Memang, sekarang kayu semakin sulit didapatkan dan
semakin mahal, namun sesungguhnya Pessel punya potensi pohon kelapa yang
merupakan jenis kayu olahan bermutu baik untuk berbagai keperluan termasuk
perumahan. Di Jawa, pohon kelapa (glugu) bukan saja alternatif, tapi utama.
Diakui, masyarakat kita merasa berat hati menebang kelapanya sebab program
peremajaan kelapa tidak berjalan. Kelapa tua yang sebenarnya sudah tak
produktif itu lalu tetap dijadikan andalan ekonomis, meski hasilnya sedikit.

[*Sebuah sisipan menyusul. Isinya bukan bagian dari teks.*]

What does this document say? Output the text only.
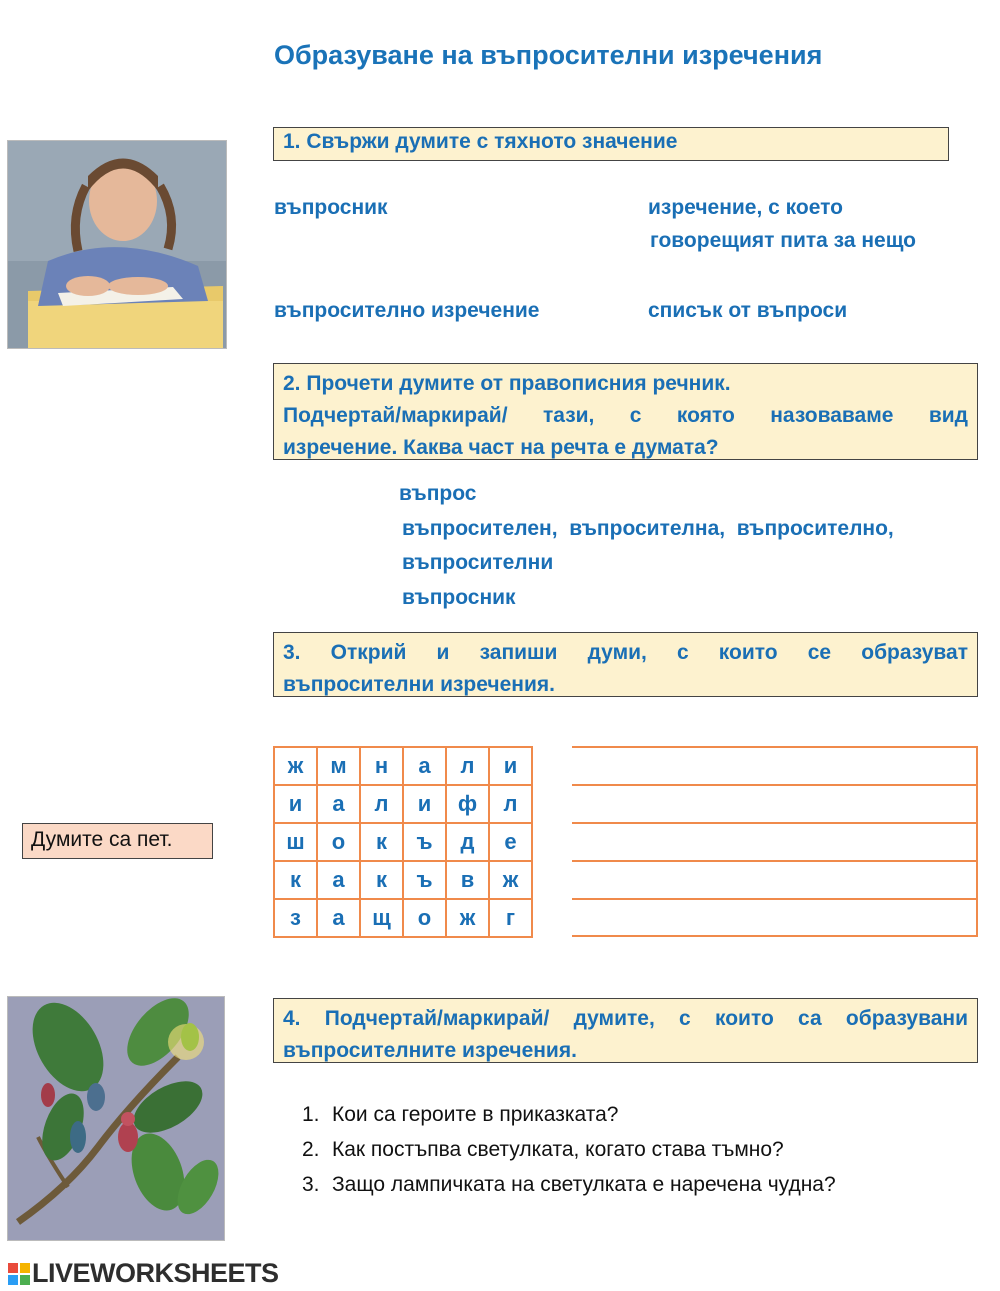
Образуване на въпросителни изречения
1. Свържи думите с тяхното значение
въпросник
въпросително изречение
изречение, с което
говорещият пита за нещо
списък от въпроси
2. Прочети думите от правописния речник.
Подчертай/маркирай/ тази, с която назоваваме вид
изречение. Каква част на речта е думата?
въпрос
въпросителен,  въпросителна,  въпросително,
въпросителни
въпросник
3. Открий и запиши думи, с които се образуват
въпросителни изречения.
Думите са пет.
ж	м	н	а	л	и
и	а	л	и	ф	л
ш	о	к	ъ	д	е
к	а	к	ъ	в	ж
з	а	щ	о	ж	г
4. Подчертай/маркирай/ думите, с които са образувани
въпросителните изречения.
1. Кои са героите в приказката?
2. Как постъпва светулката, когато става тъмно?
3. Защо лампичката на светулката е наречена чудна?
LIVEWORKSHEETS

Apa boleh buat. Di sini tampak, bahwa perubahan sikap hidup masyarakat bukan
kebetulan, tapi berkait-kelindan dengan sistem yang lebih besar, seperti dalam
upaya peningkatan kesejahteraan masyarakat lewat peremajaan/budidaya tanaman.
Kemampuan masyarakat membaca prasyarat alam juga mulai
berkurang, seiring lenyapnya tradisi/ritual serta kurang munculnya para jenius
lokal (local genius). Bukan bermaksud meromantisir jika kita ingat
kembali misalnya bagaimana tradisi mengobat padi di kalangan petani mulai
ditinggalkan, tradisi balimau menjelang lebaran juga hilang makna, dan
dalam konteks lautan, dulu warga cepat paham bahwa ada penyu “naik” atau
bertelur hanya dengan mendengar dentuman ombak; nelayan tahu kapan laut akan
pasang dari membaca kepak camar. Sekarang apakah kebijakan semacam itu masih
terus ada?
Ironisnya, jalan-jalan artileri yang membentang ke
pedalaman banyak dalam keadaan rusak, sehingga sulit dipakai sebagai jalur
evakuasi. Paling menyedihkan, jalan Kambang-Muarolabuh (Kambura) yang sangat
penting bagi jalur evakuasi sampai saat ini masih buntu. Pelatihan evakuasi
juga kurang, atau ada, tapi lebih banyak di ibukota Painan, lalu bagaimana
dengan kecamatan lain?
Gerakan Bersama
Kenyataan di atas memerlukan jalan keluar yang mesti
diperhatikan oleh semua pihak, baik pemerintah maupun masyarakat. Gerakan
bersama yang dapat dilakukan, di antaranya: Pertama, gerakan menjaga
benteng alam. Pulau-pulau kecil di lepas pantai, bukit karang, anak-anak Bukit
Barisan, muara sungai, rawa, laguna, teluk dan tanjung mesti dijaga dari kerusakan,
baik alamiah seperti pendangkalan muara sungai, maupun oleh tangan tak
bertanggung jawab seperti penambangan illegal. Benteng alam yang rusak, segera perbaiki,
misal lewat penghijauan, pengerukan lumpur, dan sebagainya.
Kedua, gerakan menanam. Vegetasi khas pesisir harus
dibudidayakan dan ditanami kembali, meliputi bakau (mangrove) di pantai,
nipah di muara, sagu di rawa-rawa, pohon jarak dan kelapa di pantai.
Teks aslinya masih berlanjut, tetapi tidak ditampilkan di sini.